Over the years, Dect has quietly developed into a complete wireless telecommunications system with a wide range of data capabilities. The voice capabilities are enhanced for use with PBXs and include roaming between access points 'fixed parts' in Dect parlance.
Dect may also be used to provide Wireless Local Loop (WLL) services and ranges of up to 17 kilometres are possible with special antennae. This capability is reflected in the fact that the International Telecommunication Union (ITU) has accepted Dect as one of the five technologies for accessing 3G networks. However, the work on data capabilities is driving Dect into the areas where 802.11b and Bluetooth are strong.
For example, Dect Packet Radio Service (DPRS) is similar to GPRS but provides higher speeds up to 1Mbit/s and lower delays. In the past few days, the European Telecommunications Standards Institute (ETSI) has announced the initiation of a project to increase the data rates provided by Dect to about 20Mbit/s. When this work is done, Dect will have the ability to compete with 802.11b and Bluetooth in all areas.

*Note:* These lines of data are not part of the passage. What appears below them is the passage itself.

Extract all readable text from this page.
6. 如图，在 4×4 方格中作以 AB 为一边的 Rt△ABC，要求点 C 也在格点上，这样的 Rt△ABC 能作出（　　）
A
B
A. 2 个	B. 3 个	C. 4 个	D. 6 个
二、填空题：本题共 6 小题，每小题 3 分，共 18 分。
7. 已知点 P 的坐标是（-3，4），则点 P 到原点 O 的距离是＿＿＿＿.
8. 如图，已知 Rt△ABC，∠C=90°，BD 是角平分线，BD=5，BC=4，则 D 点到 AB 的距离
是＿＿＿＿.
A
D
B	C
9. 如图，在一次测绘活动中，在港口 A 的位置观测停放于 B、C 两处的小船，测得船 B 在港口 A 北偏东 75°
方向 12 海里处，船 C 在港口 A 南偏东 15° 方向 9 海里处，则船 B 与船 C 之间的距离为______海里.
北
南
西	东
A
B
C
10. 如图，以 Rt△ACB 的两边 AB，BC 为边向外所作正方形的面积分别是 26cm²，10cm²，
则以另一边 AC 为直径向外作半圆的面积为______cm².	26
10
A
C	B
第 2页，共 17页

Let's take a look at the problem areas of Bluetooth and 802.11b, and see how Dect measures up. The 802.11b standard has suffered from criticisms of the strength of its security systems. Dect uses a scheme very similar to that used by GSM, which has never been seriously compromised. Bluetooth has no workable mechanism at present for hand-over between access points. Dect has had a tried and tested scheme for many years.
Many people are worried about interference in the 2.4GHz band that is shared between 802.11b, Bluetooth, microwave ovens and many other systems. Dect operates at 1.9GHz, in a band allocated solely for its use. The only interference is from other Dect systems and Dect has the ability to swap channels to avoid such interference, although there could still be problems in areas of high traffic.
While it is one thing for a standard to have the right capabilities, it is quite another to make that standard a success in the market. The semiconductor industry has a lot of experience with making low-cost low-power Dect chips and many of the current Bluetooth designs can be traced back to technology developed for Dect. As a consequence, technology problems are unlikely to be a barrier to success.
There are now hundreds of companies working on Bluetooth designs and, perhaps, dozens working on 802.11b. This represents a considerable momentum and those companies are not likely to change direction. The traditional Dect manufacturers may seize the opportunity to compete by taking advantage of Dect's strong points and there could well be some confusion.
In the end, I expect that Dect, Bluetooth and 802.11b will find their own riches but there are bound to be areas of overlap. How large these areas become remains to be seen.